Os especialistas são unânimes ao afirmar que a participação da família no processo terapêutico da criança autista é essencial. Pesquisas indicam que crianças cujas famílias estão ativamente envolvidas na terapia apresentam avanços mais rápidos na comunicação e interação social, além de uma maior generalização das habilidades adquiridas. Estratégias como a criação de rotinas previsíveis, o reforço positivo e o suporte emocional contribuem para um aprendizado mais eficaz e para a redução de comportamentos desafiadores.
O impacto econômico do TEA também é significativo. Estudos apontam que os custos associados ao autismo podem ultrapassar US$2,4 milhões ao longo da vida de uma pessoa, dependendo do grau de suporte necessário. Investir em intervenções precoces e suporte familiar pode reduzir esses custos, além de proporcionar mais autonomia e qualidade de vida para os indivíduos autistas.

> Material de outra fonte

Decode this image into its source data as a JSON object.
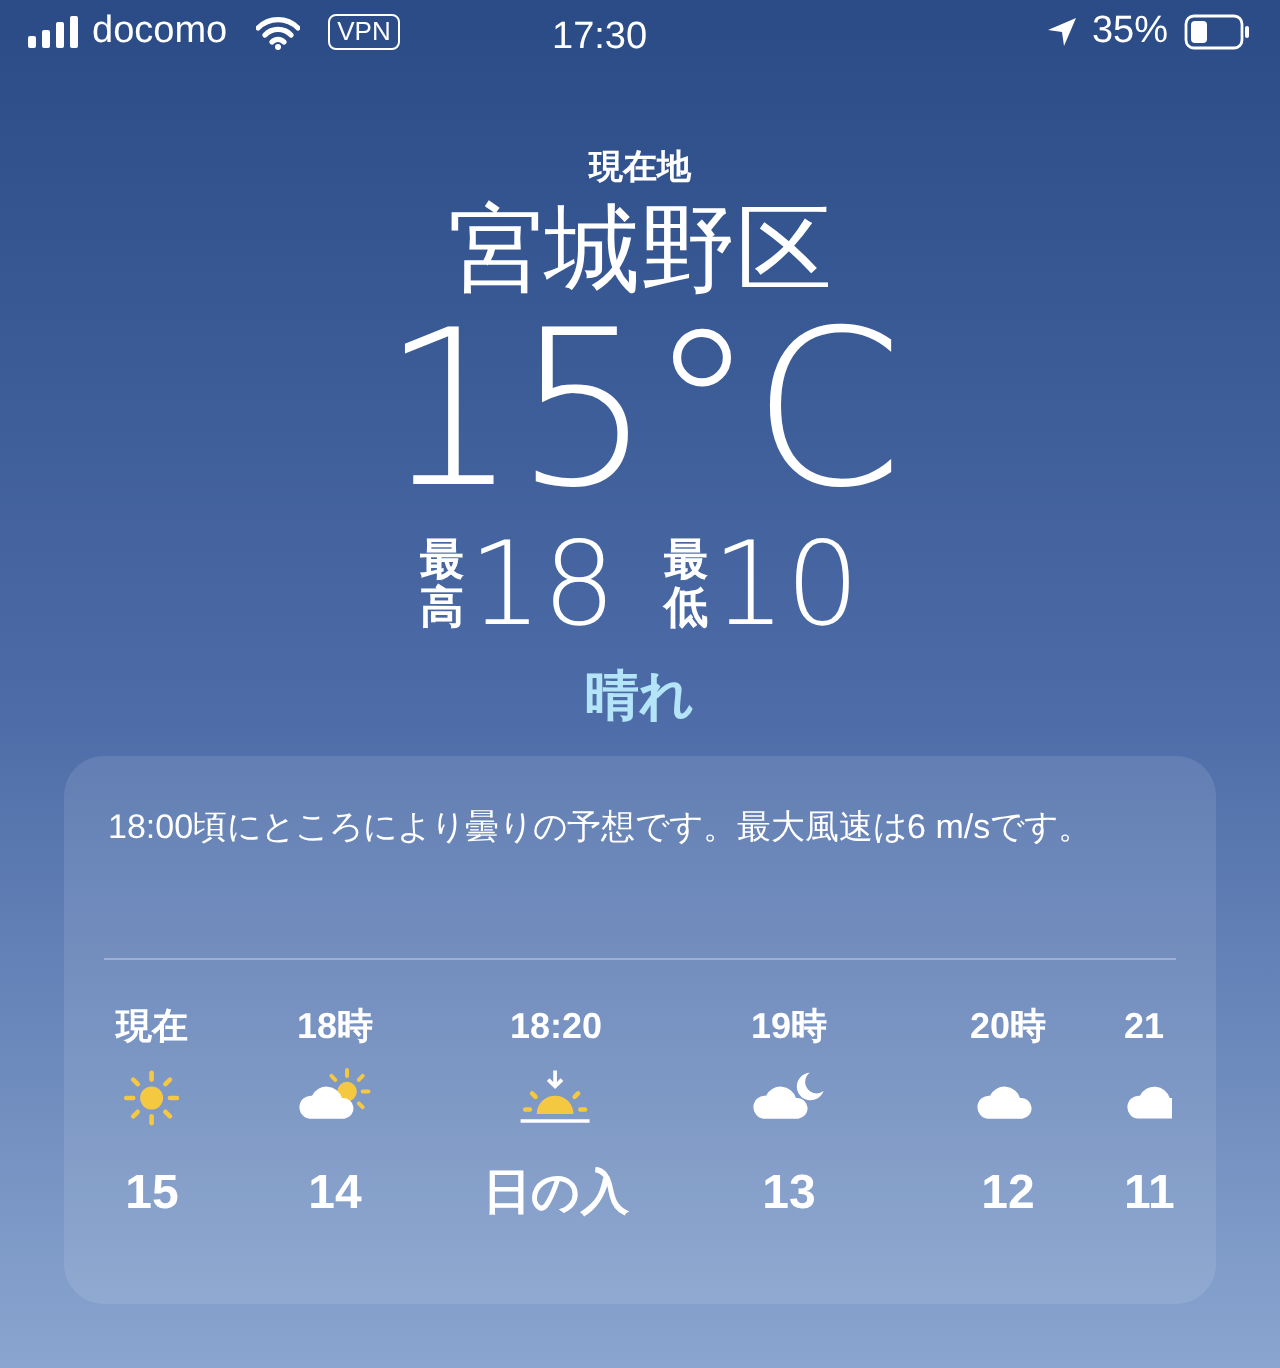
{
  "status_bar": {
    "carrier": "docomo",
    "vpn": "VPN",
    "time": "17:30",
    "battery": "35%"
  },
  "location": {
    "label": "現在地",
    "name": "宮城野区",
    "temperature": "15°C",
    "high_label": "最高",
    "high": "18",
    "low_label": "最低",
    "low": "10",
    "condition": "晴れ"
  },
  "hourly": {
    "summary": "18:00頃にところにより曇りの予想です。最大風速は6 m/sです。",
    "items": [
      {
        "time": "現在",
        "kind": "sun",
        "value": "15"
      },
      {
        "time": "18時",
        "kind": "partly_cloudy",
        "value": "14"
      },
      {
        "time": "18:20",
        "kind": "sunset",
        "value": "日の入"
      },
      {
        "time": "19時",
        "kind": "cloudy_night",
        "value": "13"
      },
      {
        "time": "20時",
        "kind": "cloud",
        "value": "12"
      },
      {
        "time": "21",
        "kind": "cloud",
        "value": "11"
      }
    ]
  }
}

Para aprofundar essa discussão, conversamos com Tatiana Serra, psicóloga, neuropsicóloga, especialista em autismo, autora do bestseller “Autismo: Olhar 360” e CEO do Direcional – Centro de Saúde em ABA. A seguir, ela compartilha sua visão sobre o impacto do ambiente familiar na vida das crianças autistas e estratégias para um melhor desenvolvimento. Confira:
Entrevista com Tatiana Serra
Do ponto de vista neuropsicológico, como o ambiente familiar pode influenciar a plasticidade cerebral e o desenvolvimento cognitivo de uma criança autista?

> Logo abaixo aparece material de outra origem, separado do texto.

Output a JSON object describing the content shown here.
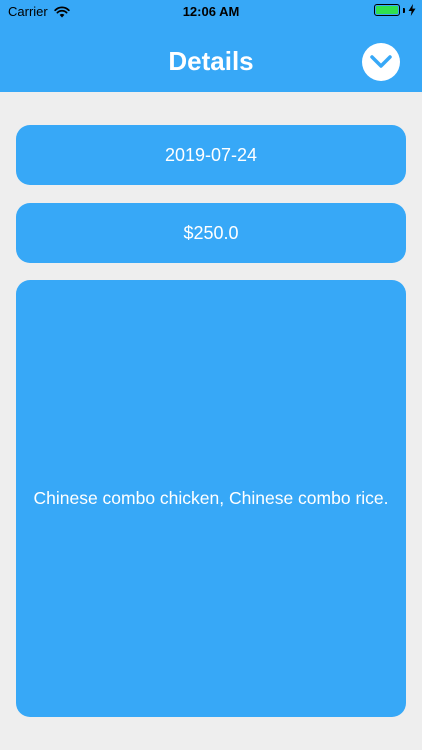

“Do ponto de vista neuropsicológico, o ambiente familiar é essencial para o desenvolvimento cognitivo de uma criança. Ele funciona como a base, o alicerce desse processo. No caso de uma criança autista, a participação da família e a adaptação do ambiente são fundamentais. Sem esses ajustes, a evolução pode se tornar extremamente difícil – não impossível, mas desafiadora. O envolvimento familiar é indispensável para que a criança desenvolva suas habilidades de forma eficaz. Sem a participação ativa dos pais, o desenvolvimento cognitivo, motor e social da criança fica comprometido. Por isso, é essencial que a família esteja presente, fornecendo suporte e um ambiente adequado para o aprendizado e crescimento.”
Quais mecanismos do cérebro autista tornam o suporte emocional e a previsibilidade no ambiente familiar tão essenciais para o bem-estar da criança?
“O cérebro infantil, independente da criança ter autismo ou não, está em desenvolvimento e ainda não possui experiências no mundo externo que lhe proporcionem segurança. Tudo para ela é uma descoberta: interação, limites, emoções – e esse aprendizado acontece à medida que ela sente e vivencia novas situações. No caso de uma criança autista, esse processo pode ser ainda mais intenso. Se ela tem necessidade de rotina e vive em um ambiente instável, sem horários definidos, pode se sentir constantemente em crise e instabilidade. Para lidar com isso, pode acabar criando seus próprios rituais como forma de sobrevivência. Por outro lado, se for uma criança autista com baixa percepção do ambiente, talvez não se sinta tão afetada, mas também não conseguirá aprender, pois a constante mudança ao seu redor dificulta esse processo.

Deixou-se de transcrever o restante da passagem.